Cache-oblivious data structures


In most data structure and algorithms classes, the model used for basic analysis is the traditional RAM model: we assume that we have a large, random-access array of memory, and count the number of simple reads/writes needed to perform the algorithm. For example, selection sort takes about n(n-1)/2 reads and 2n writes to sort an array of n numbers. This model was relatively accurate up through the 1980s, when CPUs were slow enough and RAM small enough that reading and writing the RAM directly didn’t create a significant bottleneck. Nowadays, however, typical desktop CPUs possess deep cache hierarchies – at least a sizable L1 and L2 cache – to prevent runtime from being dominated by RAM accesses. Data structures and algorithms that efficiently exploit the cache can perform dramatically more quickly than those that don’t, and our analysis needs to take this into account.


For example, suppose you have a list of bytes stored in both an array and a linked list. Provided the linked list nodes are allocated at random positions, iterating over the array will be dramatically faster, exhibiting optimal locality of reference, while iterating over the linked list will trigger a cache miss for every element. We can formalize this: assume a cache line – the size of the block read into the cache at one time – has size B bytes. Then traversing the linked list requires n cache misses, while traversing the array requires precisely ceiling(n/B) cache misses, a speedup of B times.
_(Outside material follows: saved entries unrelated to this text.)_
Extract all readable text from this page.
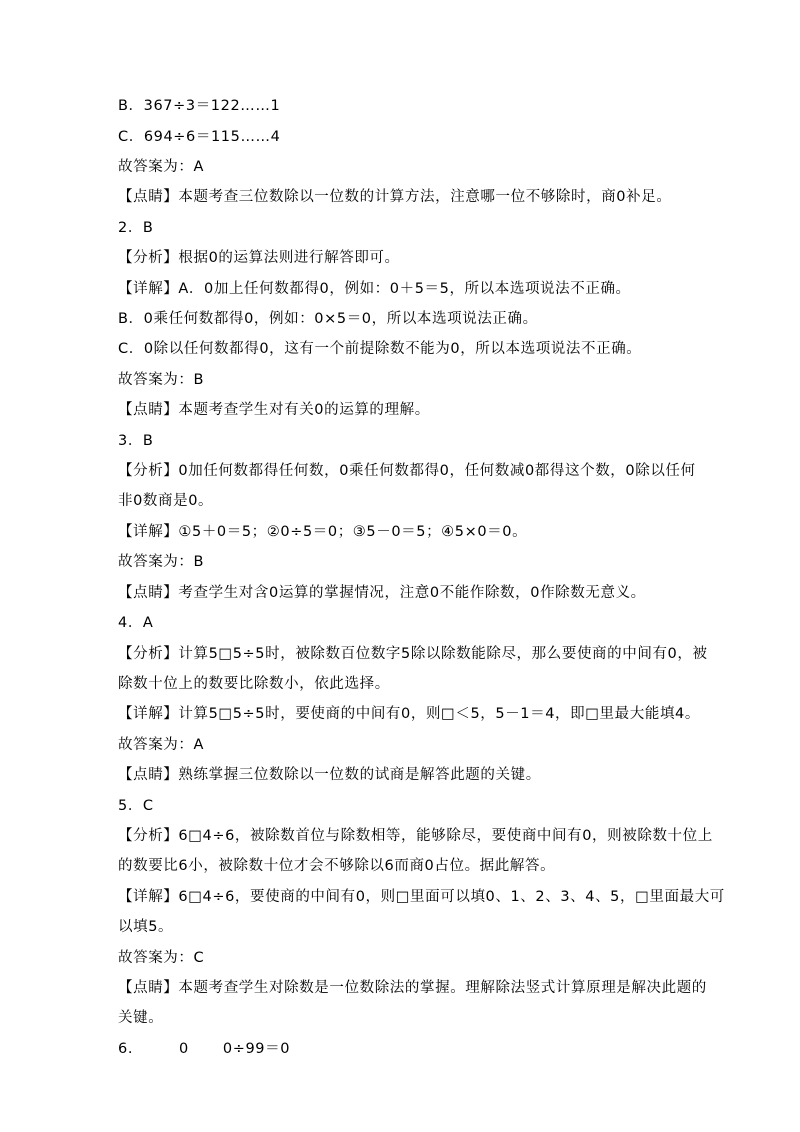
B．367÷3＝122……1
C．694÷6＝115……4
故答案为：A
【点睛】本题考查三位数除以一位数的计算方法，注意哪一位不够除时，商0补足。
2．B
【分析】根据0的运算法则进行解答即可。
【详解】A．0加上任何数都得0，例如：0＋5＝5，所以本选项说法不正确。
B．0乘任何数都得0，例如：0×5＝0，所以本选项说法正确。
C．0除以任何数都得0，这有一个前提除数不能为0，所以本选项说法不正确。
故答案为：B
【点睛】本题考查学生对有关0的运算的理解。
3．B
【分析】0加任何数都得任何数，0乘任何数都得0，任何数减0都得这个数，0除以任何
非0数商是0。
【详解】①5＋0＝5；②0÷5＝0；③5－0＝5；④5×0＝0。
故答案为：B
【点睛】考查学生对含0运算的掌握情况，注意0不能作除数，0作除数无意义。
4．A
【分析】计算5□5÷5时，被除数百位数字5除以除数能除尽，那么要使商的中间有0，被
除数十位上的数要比除数小，依此选择。
【详解】计算5□5÷5时，要使商的中间有0，则□＜5，5－1＝4，即□里最大能填4。
故答案为：A
【点睛】熟练掌握三位数除以一位数的试商是解答此题的关键。
5．C
【分析】6□4÷6，被除数首位与除数相等，能够除尽，要使商中间有0，则被除数十位上
的数要比6小，被除数十位才会不够除以6而商0占位。据此解答。
【详解】6□4÷6，要使商的中间有0，则□里面可以填0、1、2、3、4、5，□里面最大可
以填5。
故答案为：C
【点睛】本题考查学生对除数是一位数除法的掌握。理解除法竖式计算原理是解决此题的
关键。
6.	0 0÷99＝0
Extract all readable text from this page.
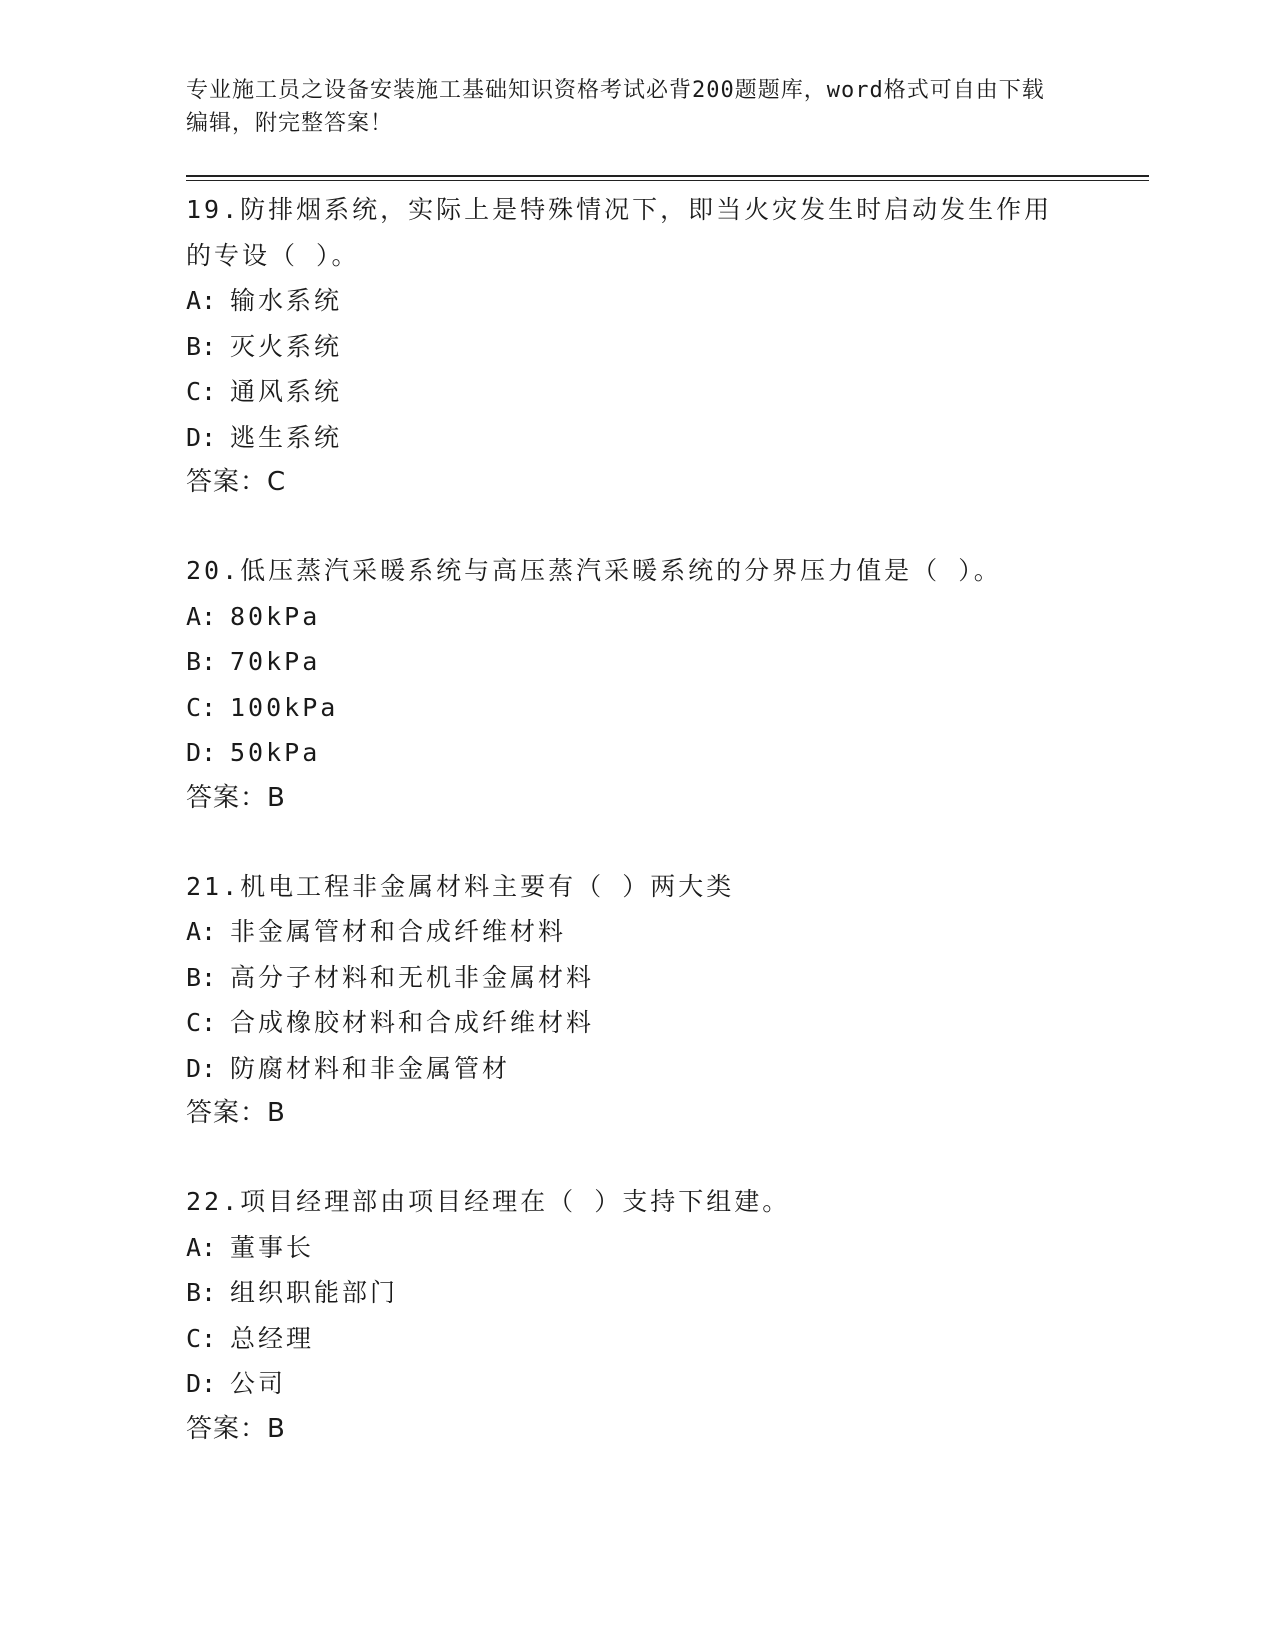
专业施工员之设备安装施工基础知识资格考试必背200题题库，word格式可自由下载编辑，附完整答案！
19.防排烟系统，实际上是特殊情况下，即当火灾发生时启动发生作用的专设（ ）。
A: 输水系统
B: 灭火系统
C: 通风系统
D: 逃生系统
答案：C
20.低压蒸汽采暖系统与高压蒸汽采暖系统的分界压力值是（ ）。
A: 80kPa
B: 70kPa
C: 100kPa
D: 50kPa
答案：B
21.机电工程非金属材料主要有（ ）两大类
A: 非金属管材和合成纤维材料
B: 高分子材料和无机非金属材料
C: 合成橡胶材料和合成纤维材料
D: 防腐材料和非金属管材
答案：B
22.项目经理部由项目经理在（ ）支持下组建。
A: 董事长
B: 组织职能部门
C: 总经理
D: 公司
答案：B
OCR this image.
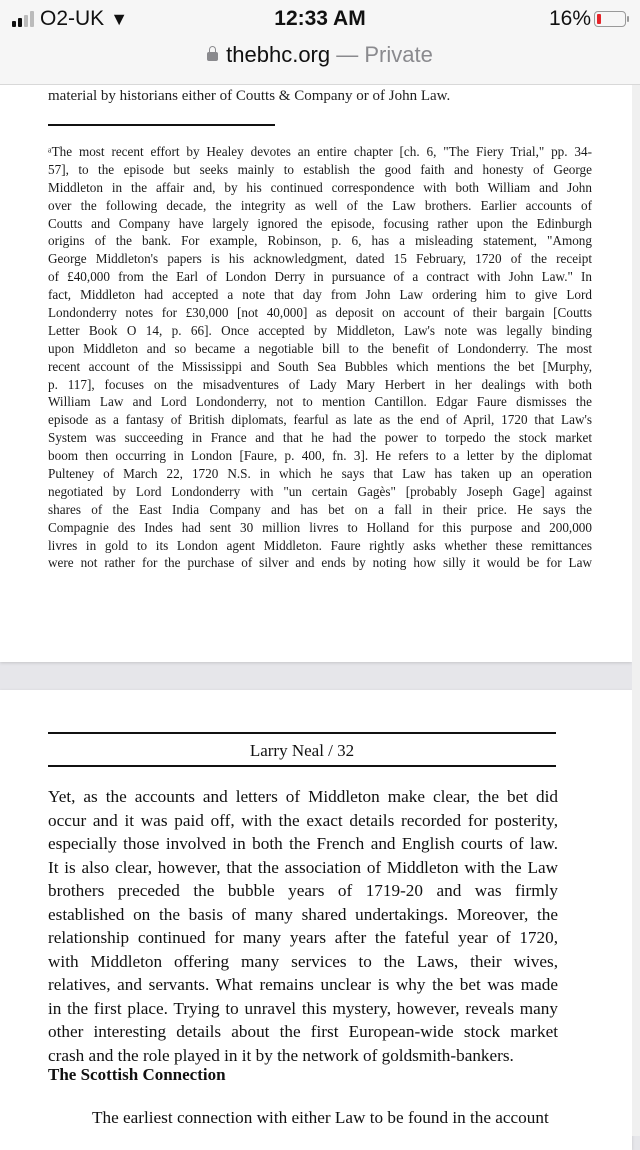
O2-UK ▼	12:33 AM	16%
thebhc.org — Private
material by historians either of Coutts & Company or of John Law.
ᵃThe most recent effort by Healey devotes an entire chapter [ch. 6, "The Fiery Trial," pp. 34-
57], to the episode but seeks mainly to establish the good faith and honesty of George
Middleton in the affair and, by his continued correspondence with both William and John
over the following decade, the integrity as well of the Law brothers. Earlier accounts of
Coutts and Company have largely ignored the episode, focusing rather upon the Edinburgh
origins of the bank. For example, Robinson, p. 6, has a misleading statement, "Among
George Middleton's papers is his acknowledgment, dated 15 February, 1720 of the receipt
of £40,000 from the Earl of London Derry in pursuance of a contract with John Law." In
fact, Middleton had accepted a note that day from John Law ordering him to give Lord
Londonderry notes for £30,000 [not 40,000] as deposit on account of their bargain [Coutts
Letter Book O 14, p. 66]. Once accepted by Middleton, Law's note was legally binding
upon Middleton and so became a negotiable bill to the benefit of Londonderry. The most
recent account of the Mississippi and South Sea Bubbles which mentions the bet [Murphy,
p. 117], focuses on the misadventures of Lady Mary Herbert in her dealings with both
William Law and Lord Londonderry, not to mention Cantillon. Edgar Faure dismisses the
episode as a fantasy of British diplomats, fearful as late as the end of April, 1720 that Law's
System was succeeding in France and that he had the power to torpedo the stock market
boom then occurring in London [Faure, p. 400, fn. 3]. He refers to a letter by the diplomat
Pulteney of March 22, 1720 N.S. in which he says that Law has taken up an operation
negotiated by Lord Londonderry with "un certain Gagès" [probably Joseph Gage] against
shares of the East India Company and has bet on a fall in their price. He says the
Compagnie des Indes had sent 30 million livres to Holland for this purpose and 200,000
livres in gold to its London agent Middleton. Faure rightly asks whether these remittances
were not rather for the purchase of silver and ends by noting how silly it would be for Law
Larry Neal / 32
Yet, as the accounts and letters of Middleton make clear, the bet did
occur and it was paid off, with the exact details recorded for posterity,
especially those involved in both the French and English courts of law.
It is also clear, however, that the association of Middleton with the Law
brothers preceded the bubble years of 1719-20 and was firmly
established on the basis of many shared undertakings. Moreover, the
relationship continued for many years after the fateful year of 1720,
with Middleton offering many services to the Laws, their wives,
relatives, and servants. What remains unclear is why the bet was made
in the first place. Trying to unravel this mystery, however, reveals many
other interesting details about the first European-wide stock market
crash and the role played in it by the network of goldsmith-bankers.
The Scottish Connection
The earliest connection with either Law to be found in the account
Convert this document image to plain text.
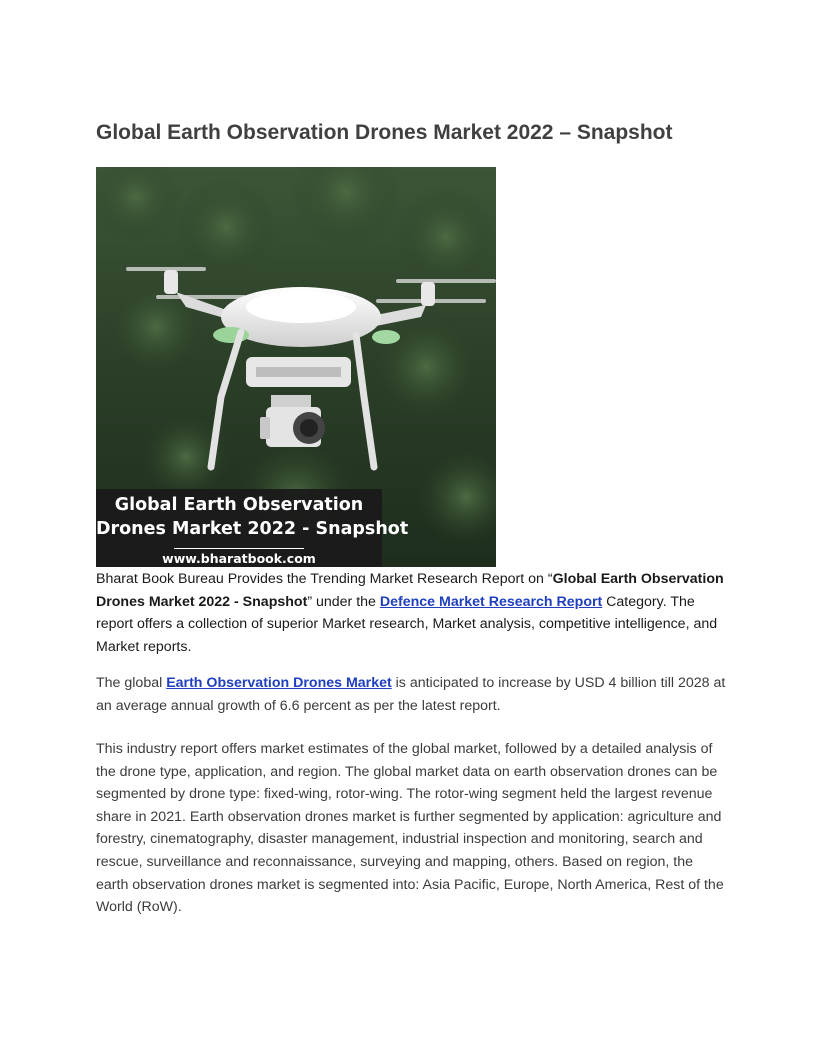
Global Earth Observation Drones Market 2022 – Snapshot
Global Earth Observation
Drones Market 2022 - Snapshot
www.bharatbook.com

Bharat Book Bureau Provides the Trending Market Research Report on “Global Earth Observation Drones Market 2022 - Snapshot” under the Defence Market Research Report Category. The report offers a collection of superior Market research, Market analysis, competitive intelligence, and Market reports.

The global Earth Observation Drones Market is anticipated to increase by USD 4 billion till 2028 at an average annual growth of 6.6 percent as per the latest report.

This industry report offers market estimates of the global market, followed by a detailed analysis of the drone type, application, and region. The global market data on earth observation drones can be segmented by drone type: fixed-wing, rotor-wing. The rotor-wing segment held the largest revenue share in 2021. Earth observation drones market is further segmented by application: agriculture and forestry, cinematography, disaster management, industrial inspection and monitoring, search and rescue, surveillance and reconnaissance, surveying and mapping, others. Based on region, the earth observation drones market is segmented into: Asia Pacific, Europe, North America, Rest of the World (RoW).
It is possible to design data structures that specifically take advantage of the cache line size B. For example, in a previous post I described an unrolled linked list data structure where each node fills up a cache line, achieving similar cache performance to arrays while still allowing efficient insertions and deletions. Such a data structure is termed “cache-aware”, because it explicitly takes knowledge about the cache model into account in its construction.


Unfortunately, this approach has a compelling disadvantage: one has to tune the data structure based on the cache line size B. This is a problem for many reasons: first of all, programs, even those compiled to native machine code, are often run on many different processors with different cache line sizes. A Pentium 4 can run the same machine code as a Pentium II, but has a very different cache model. But even when running on a fixed machine, these simple cache-tuned data structures can’t take advantage of multilevel caches, because each one has a different size and a different block size. One can attempt to build a data structure for a specific cache hierarchy, but this is even less robust against a change of machine.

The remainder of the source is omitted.